No difference in the magnetization transfer profile was observed between the agarose reference and the FUS N-terminal domain by phasic sample. For CAG repeat RNA condensates, no NMR signal is observed. Accordingly, the magnetization transfer profile is significantly different from the agarose reference.
The CONDENSE-MT experiment provided dynamic characterization of repeat expansion RNA condensates. The CONDENSE-MT analysis yielded the proton exchange kinetics between the condensate and bulk water. The CONDENSE-MT analysis also yielded the transverse relaxation time of the RNA in the condensate and the apparent transverse relaxation rate of bulk water.
In this protocol, we can characterize the condensate property in a biphasic state without the need of a chemical tag. The droplets are coexisting with a dilute environment, allowing exchange between the two phase mimicking the cellular environment. Our methods focused on condensate characterization can be complemented by conventional NMR methods to study molecular structure interactions and dynamics across phases.

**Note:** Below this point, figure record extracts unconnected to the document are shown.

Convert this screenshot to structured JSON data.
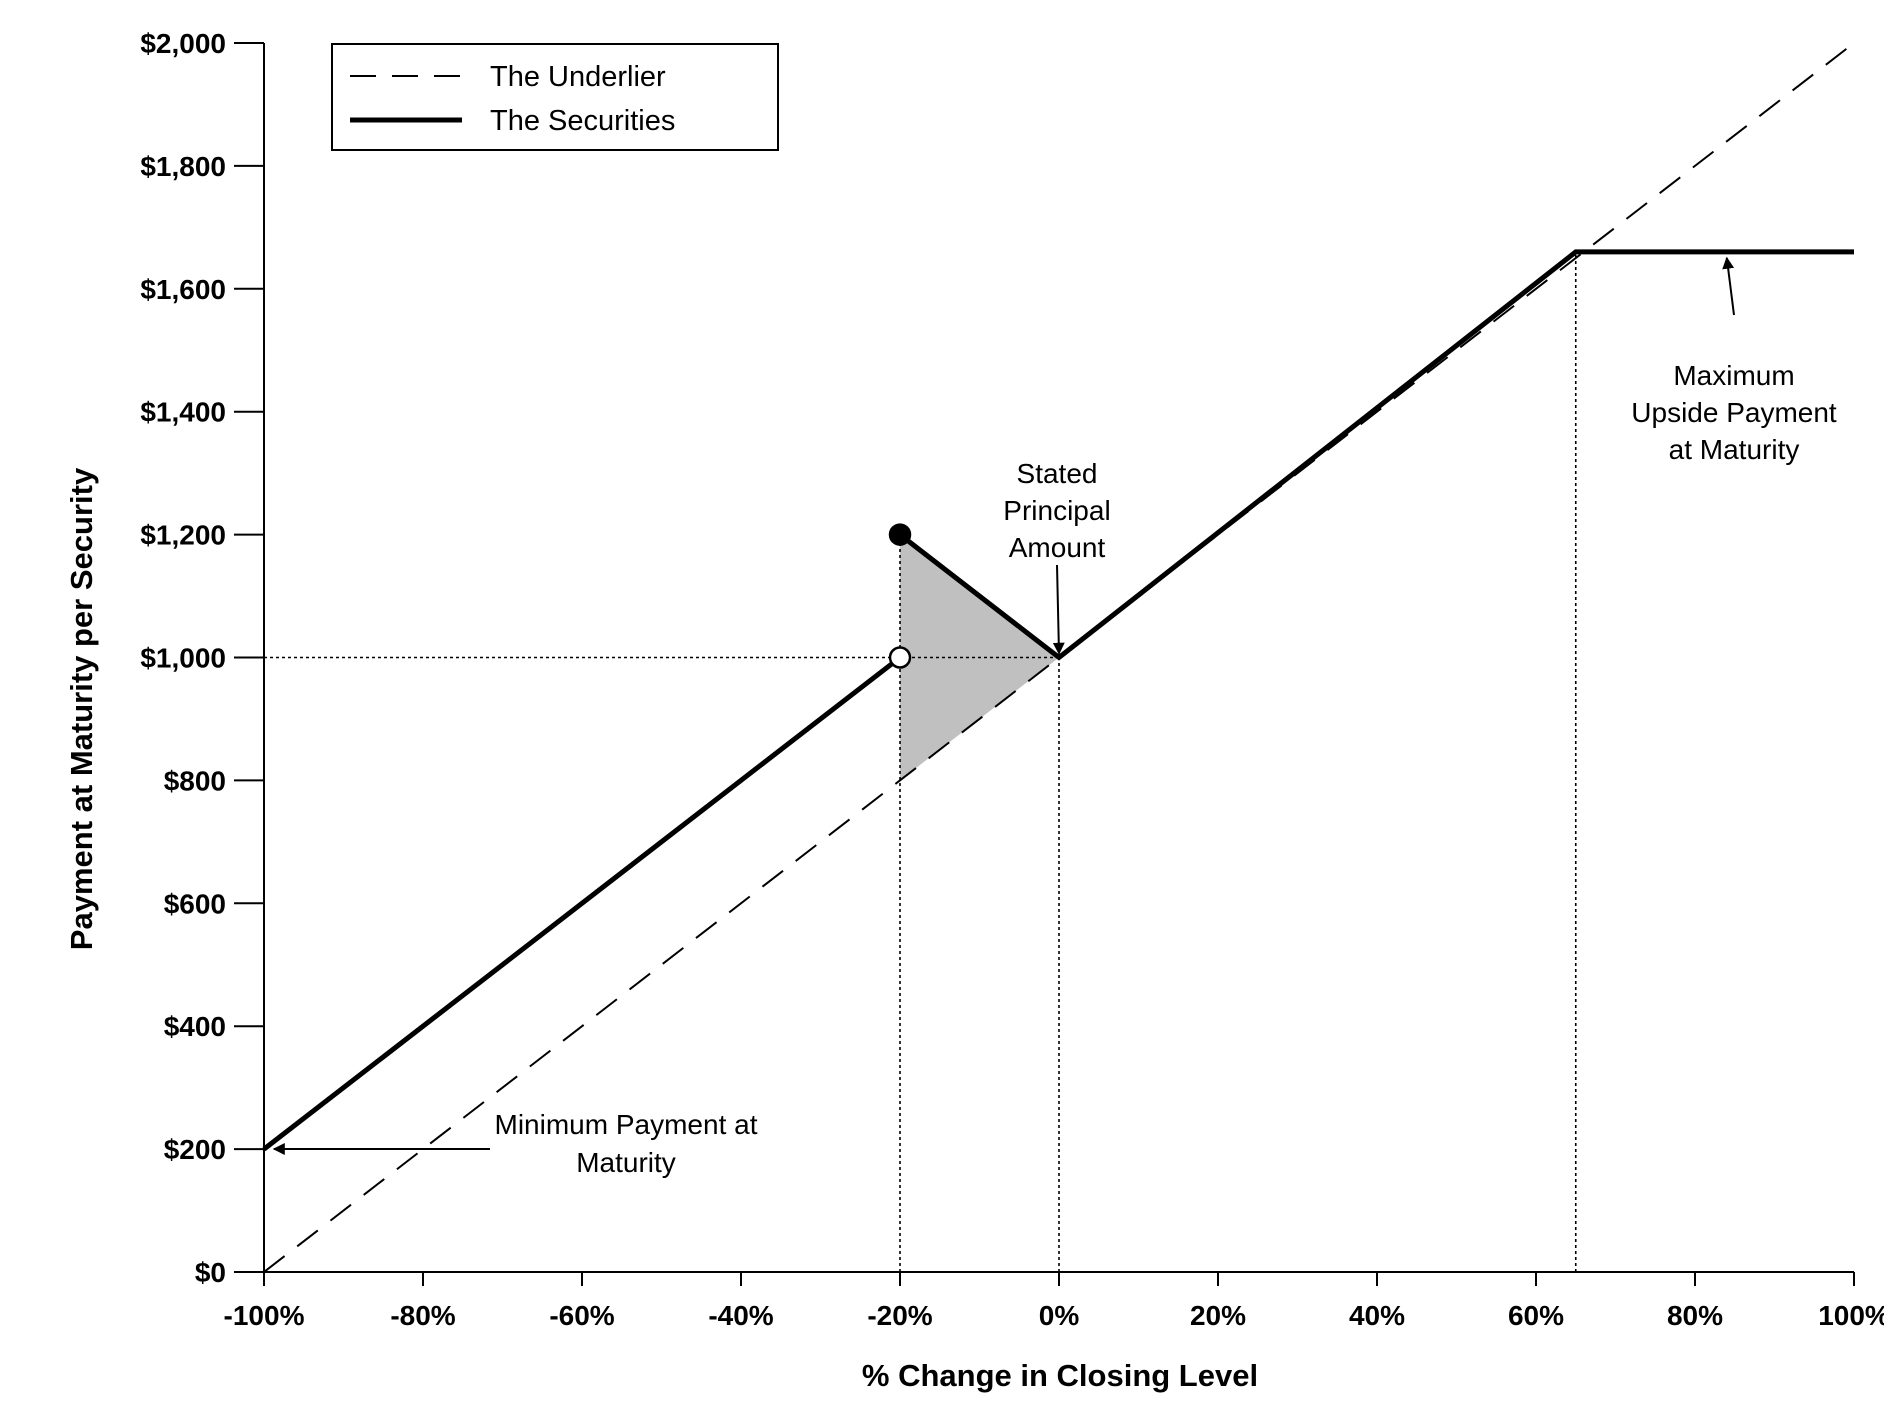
{
  "chart_data": {
    "type": "line",
    "xlabel": "% Change in Closing Level",
    "ylabel": "Payment at Maturity per Security",
    "xlim": [
      -100,
      100
    ],
    "ylim": [
      0,
      2000
    ],
    "x_ticks": [
      -100,
      -80,
      -60,
      -40,
      -20,
      0,
      20,
      40,
      60,
      80,
      100
    ],
    "x_tick_labels": [
      "-100%",
      "-80%",
      "-60%",
      "-40%",
      "-20%",
      "0%",
      "20%",
      "40%",
      "60%",
      "80%",
      "100%"
    ],
    "y_ticks": [
      0,
      200,
      400,
      600,
      800,
      1000,
      1200,
      1400,
      1600,
      1800,
      2000
    ],
    "y_tick_labels": [
      "$0",
      "$200",
      "$400",
      "$600",
      "$800",
      "$1,000",
      "$1,200",
      "$1,400",
      "$1,600",
      "$1,800",
      "$2,000"
    ],
    "grid": false,
    "legend_position": "top-left",
    "series": [
      {
        "name": "The Underlier",
        "style": "dashed",
        "points": [
          [
            -100,
            0
          ],
          [
            100,
            2000
          ]
        ]
      },
      {
        "name": "The Securities",
        "style": "solid",
        "segments": [
          [
            [
              -100,
              200
            ],
            [
              -20,
              1000
            ]
          ],
          [
            [
              -20,
              1200
            ],
            [
              0,
              1000
            ],
            [
              65,
              1660
            ],
            [
              100,
              1660
            ]
          ]
        ]
      }
    ],
    "markers": [
      {
        "x": -20,
        "y": 1200,
        "fill": "filled"
      },
      {
        "x": -20,
        "y": 1000,
        "fill": "open"
      }
    ],
    "shaded_region": {
      "points": [
        [
          -20,
          1200
        ],
        [
          0,
          1000
        ],
        [
          -20,
          800
        ]
      ],
      "color": "#c0c0c0"
    },
    "reference_lines": [
      {
        "orientation": "horizontal",
        "y": 1000,
        "x_from": -100,
        "x_to": 0
      },
      {
        "orientation": "vertical",
        "x": -20,
        "y_from": 0,
        "y_to": 1200
      },
      {
        "orientation": "vertical",
        "x": 0,
        "y_from": 0,
        "y_to": 1000
      },
      {
        "orientation": "vertical",
        "x": 65,
        "y_from": 0,
        "y_to": 1660
      }
    ],
    "annotations": [
      {
        "id": "stated",
        "lines": [
          "Stated",
          "Principal",
          "Amount"
        ],
        "arrow_to": [
          0,
          1000
        ]
      },
      {
        "id": "maximum",
        "lines": [
          "Maximum",
          "Upside Payment",
          "at Maturity"
        ],
        "arrow_to": [
          84,
          1660
        ]
      },
      {
        "id": "minimum",
        "lines": [
          "Minimum Payment at",
          "Maturity"
        ],
        "arrow_to": [
          -100,
          200
        ]
      }
    ]
  }
}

In future studies, we aim to develop more complex condensate models, adapting the methodology to more complex systems, and eventually study condensate directly in their in-cellular environments.
Biomolecular condensates formed via liquid–liquid phase separation (LLPS) play a crucial role in organizing the intracellular environment and regulating biochemical processes. Characterizing the composition, dynamics, and internal organization of these condensates is challenging, especially without external labeling. This article presents two complementary nuclear magnetic resonance (NMR) spectroscopy methods that enable comprehensive, label-free analysis of biomolecular condensates in their native biphasic state.